Behind the surface layers of wants, desires, hang-ups, wounds, unloved fears, and unexamined stories, I find that what I really want is God’s will.
My most sincere wish is for what is, even if this is sometimes covered up by confusion, hurt, and reactivity.
THE PHILOSOPHY OF THIS IS NOT WHAT IT IS ABOUT
We can report on what we find, or philosophize on it within stories, and that can be interesting. There may be valuable pointers there, and it may serve as a stepping stone.
And where this becomes more alive and transformative is in our own exploration.
When I inquire into my stressful stories, which all are about the apparent conflict between my will and life’s will, what do I find?
Do I find that my will ultimately is at odds with God’s will?
Do I find that my will is separate from or different from God’s will?

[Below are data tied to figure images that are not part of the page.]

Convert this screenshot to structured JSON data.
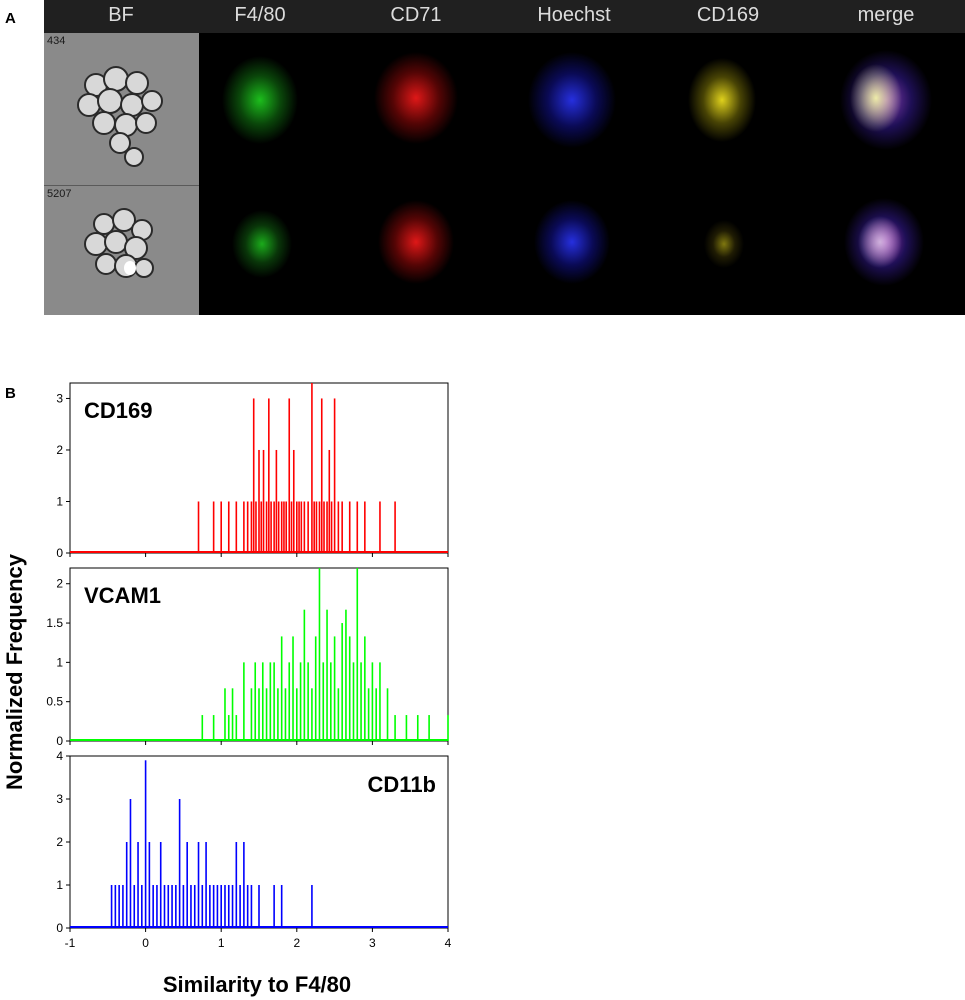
{
  "panel_a": {
    "letter": "A",
    "channels": [
      "BF",
      "F4/80",
      "CD71",
      "Hoechst",
      "CD169",
      "merge"
    ],
    "rows": [
      {
        "id": "434"
      },
      {
        "id": "5207"
      }
    ],
    "channel_colors": {
      "F4/80": "#19d219",
      "CD71": "#e01414",
      "Hoechst": "#1e28e6",
      "CD169": "#e6d21e"
    }
  },
  "panel_b": {
    "letter": "B",
    "ylabel": "Normalized Frequency",
    "xlabel": "Similarity to F4/80"
  },
  "chart_data": [
    {
      "type": "bar",
      "name": "CD169",
      "color": "#ff0000",
      "xlim": [
        -1,
        4
      ],
      "ylim": [
        0,
        3.3
      ],
      "yticks": [
        0,
        1,
        2,
        3
      ],
      "xticks": [
        -1,
        0,
        1,
        2,
        3,
        4
      ],
      "x": [
        0.7,
        0.9,
        1.0,
        1.1,
        1.2,
        1.3,
        1.35,
        1.4,
        1.43,
        1.46,
        1.5,
        1.53,
        1.56,
        1.6,
        1.63,
        1.66,
        1.7,
        1.73,
        1.76,
        1.8,
        1.83,
        1.86,
        1.9,
        1.93,
        1.96,
        2.0,
        2.03,
        2.06,
        2.1,
        2.15,
        2.2,
        2.23,
        2.26,
        2.3,
        2.33,
        2.36,
        2.4,
        2.43,
        2.46,
        2.5,
        2.55,
        2.6,
        2.7,
        2.8,
        2.9,
        3.1,
        3.3
      ],
      "values": [
        1,
        1,
        1,
        1,
        1,
        1,
        1,
        1,
        3,
        1,
        2,
        1,
        2,
        1,
        3,
        1,
        1,
        2,
        1,
        1,
        1,
        1,
        3,
        1,
        2,
        1,
        1,
        1,
        1,
        1,
        3.3,
        1,
        1,
        1,
        3,
        1,
        1,
        2,
        1,
        3,
        1,
        1,
        1,
        1,
        1,
        1,
        1
      ]
    },
    {
      "type": "bar",
      "name": "VCAM1",
      "color": "#00ff00",
      "xlim": [
        -1,
        4
      ],
      "ylim": [
        0,
        2.2
      ],
      "yticks": [
        0,
        0.5,
        1,
        1.5,
        2
      ],
      "xticks": [
        -1,
        0,
        1,
        2,
        3,
        4
      ],
      "x": [
        0.75,
        0.9,
        1.05,
        1.1,
        1.15,
        1.2,
        1.3,
        1.4,
        1.45,
        1.5,
        1.55,
        1.6,
        1.65,
        1.7,
        1.75,
        1.8,
        1.85,
        1.9,
        1.95,
        2.0,
        2.05,
        2.1,
        2.15,
        2.2,
        2.25,
        2.3,
        2.35,
        2.4,
        2.45,
        2.5,
        2.55,
        2.6,
        2.65,
        2.7,
        2.75,
        2.8,
        2.85,
        2.9,
        2.95,
        3.0,
        3.05,
        3.1,
        3.2,
        3.3,
        3.45,
        3.6,
        3.75,
        4.0
      ],
      "values": [
        0.33,
        0.33,
        0.67,
        0.33,
        0.67,
        0.33,
        1,
        0.67,
        1,
        0.67,
        1,
        0.67,
        1,
        1,
        0.67,
        1.33,
        0.67,
        1,
        1.33,
        0.67,
        1,
        1.67,
        1,
        0.67,
        1.33,
        2.2,
        1,
        1.67,
        1,
        1.33,
        0.67,
        1.5,
        1.67,
        1.33,
        1,
        2.2,
        1,
        1.33,
        0.67,
        1,
        0.67,
        1,
        0.67,
        0.33,
        0.33,
        0.33,
        0.33,
        0.33
      ]
    },
    {
      "type": "bar",
      "name": "CD11b",
      "color": "#0000ff",
      "xlim": [
        -1,
        4
      ],
      "ylim": [
        0,
        4
      ],
      "yticks": [
        0,
        1,
        2,
        3,
        4
      ],
      "xticks": [
        -1,
        0,
        1,
        2,
        3,
        4
      ],
      "x": [
        -0.45,
        -0.4,
        -0.35,
        -0.3,
        -0.25,
        -0.2,
        -0.15,
        -0.1,
        -0.05,
        0.0,
        0.05,
        0.1,
        0.15,
        0.2,
        0.25,
        0.3,
        0.35,
        0.4,
        0.45,
        0.5,
        0.55,
        0.6,
        0.65,
        0.7,
        0.75,
        0.8,
        0.85,
        0.9,
        0.95,
        1.0,
        1.05,
        1.1,
        1.15,
        1.2,
        1.25,
        1.3,
        1.35,
        1.4,
        1.5,
        1.7,
        1.8,
        2.2
      ],
      "values": [
        1,
        1,
        1,
        1,
        2,
        3,
        1,
        2,
        1,
        3.9,
        2,
        1,
        1,
        2,
        1,
        1,
        1,
        1,
        3,
        1,
        2,
        1,
        1,
        2,
        1,
        2,
        1,
        1,
        1,
        1,
        1,
        1,
        1,
        2,
        1,
        2,
        1,
        1,
        1,
        1,
        1,
        1
      ]
    }
  ]
}
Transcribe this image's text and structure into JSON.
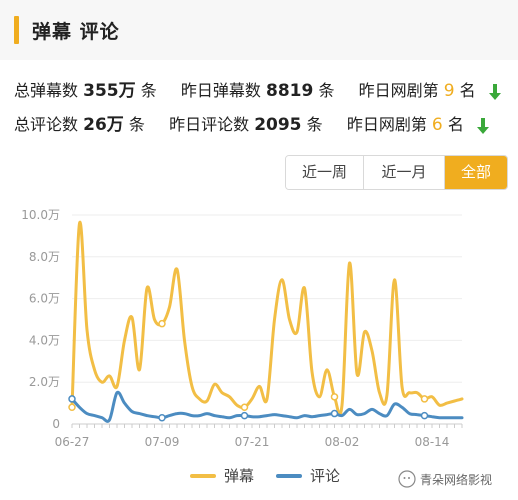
{
  "header": {
    "title": "弹幕 评论"
  },
  "stats": {
    "danmaku": {
      "label_total": "总弹幕数",
      "total": "355万",
      "unit": "条",
      "label_yesterday": "昨日弹幕数",
      "yesterday": "8819",
      "label_rank": "昨日网剧第",
      "rank": "9",
      "rank_unit": "名"
    },
    "comments": {
      "label_total": "总评论数",
      "total": "26万",
      "unit": "条",
      "label_yesterday": "昨日评论数",
      "yesterday": "2095",
      "label_rank": "昨日网剧第",
      "rank": "6",
      "rank_unit": "名"
    }
  },
  "range_buttons": [
    {
      "label": "近一周",
      "active": false
    },
    {
      "label": "近一月",
      "active": false
    },
    {
      "label": "全部",
      "active": true
    }
  ],
  "colors": {
    "accent": "#f0ad1f",
    "danmaku": "#f2be45",
    "comments": "#4c8cc1",
    "arrow": "#3aa83a"
  },
  "watermark": {
    "text": "青朵网络影视"
  },
  "chart_data": {
    "type": "line",
    "x": [
      "06-27",
      "06-28",
      "06-29",
      "06-30",
      "07-01",
      "07-02",
      "07-03",
      "07-04",
      "07-05",
      "07-06",
      "07-07",
      "07-08",
      "07-09",
      "07-10",
      "07-11",
      "07-12",
      "07-13",
      "07-14",
      "07-15",
      "07-16",
      "07-17",
      "07-18",
      "07-19",
      "07-20",
      "07-21",
      "07-22",
      "07-23",
      "07-24",
      "07-25",
      "07-26",
      "07-27",
      "07-28",
      "07-29",
      "07-30",
      "07-31",
      "08-01",
      "08-02",
      "08-03",
      "08-04",
      "08-05",
      "08-06",
      "08-07",
      "08-08",
      "08-09",
      "08-10",
      "08-11",
      "08-12",
      "08-13",
      "08-14",
      "08-15",
      "08-16",
      "08-17",
      "08-18"
    ],
    "x_ticks": [
      "06-27",
      "07-09",
      "07-21",
      "08-02",
      "08-14"
    ],
    "ylim": [
      0,
      10
    ],
    "y_ticks": [
      0,
      2,
      4,
      6,
      8,
      10
    ],
    "y_tick_labels": [
      "0",
      "2.0万",
      "4.0万",
      "6.0万",
      "8.0万",
      "10.0万"
    ],
    "series": [
      {
        "name": "弹幕",
        "values": [
          0.8,
          9.6,
          4.5,
          2.6,
          2.0,
          2.3,
          1.8,
          4.0,
          5.1,
          2.6,
          6.5,
          5.0,
          4.8,
          5.6,
          7.4,
          4.0,
          1.8,
          1.2,
          1.1,
          1.9,
          1.5,
          1.3,
          0.9,
          0.8,
          1.2,
          1.8,
          1.2,
          5.0,
          6.9,
          5.0,
          4.4,
          6.5,
          2.5,
          1.3,
          2.6,
          1.3,
          0.9,
          7.7,
          2.4,
          4.4,
          3.5,
          1.5,
          1.4,
          6.9,
          1.8,
          1.5,
          1.5,
          1.2,
          1.3,
          0.9,
          1.0,
          1.1,
          1.2
        ]
      },
      {
        "name": "评论",
        "values": [
          1.2,
          0.8,
          0.5,
          0.4,
          0.3,
          0.2,
          1.5,
          1.0,
          0.6,
          0.5,
          0.4,
          0.35,
          0.3,
          0.4,
          0.5,
          0.5,
          0.4,
          0.4,
          0.5,
          0.4,
          0.35,
          0.3,
          0.4,
          0.4,
          0.35,
          0.35,
          0.4,
          0.45,
          0.4,
          0.35,
          0.3,
          0.4,
          0.35,
          0.4,
          0.45,
          0.5,
          0.4,
          0.7,
          0.45,
          0.5,
          0.7,
          0.5,
          0.4,
          0.95,
          0.8,
          0.5,
          0.45,
          0.4,
          0.35,
          0.3,
          0.3,
          0.3,
          0.3
        ]
      }
    ],
    "markers": [
      {
        "series": 0,
        "index": 0
      },
      {
        "series": 0,
        "index": 12
      },
      {
        "series": 0,
        "index": 23
      },
      {
        "series": 0,
        "index": 35
      },
      {
        "series": 0,
        "index": 47
      },
      {
        "series": 1,
        "index": 0
      },
      {
        "series": 1,
        "index": 12
      },
      {
        "series": 1,
        "index": 23
      },
      {
        "series": 1,
        "index": 35
      },
      {
        "series": 1,
        "index": 47
      }
    ],
    "legend_position": "bottom",
    "grid": true
  }
}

What happens over time when I keep exploring specific stressful thoughts? What shifts?
DRAFT FRAGMENTS
What I experience as “my will” is the local expression of movements within the larger whole. It’s life or the universe locally taking this form. Nothing happens that’s not “God’s will”, and that includes the apparent personal will. That too is God’s will.
That this apparently personal will happens, and the form it takes, is God’s will.
Nothing happens that’s not God taking that form.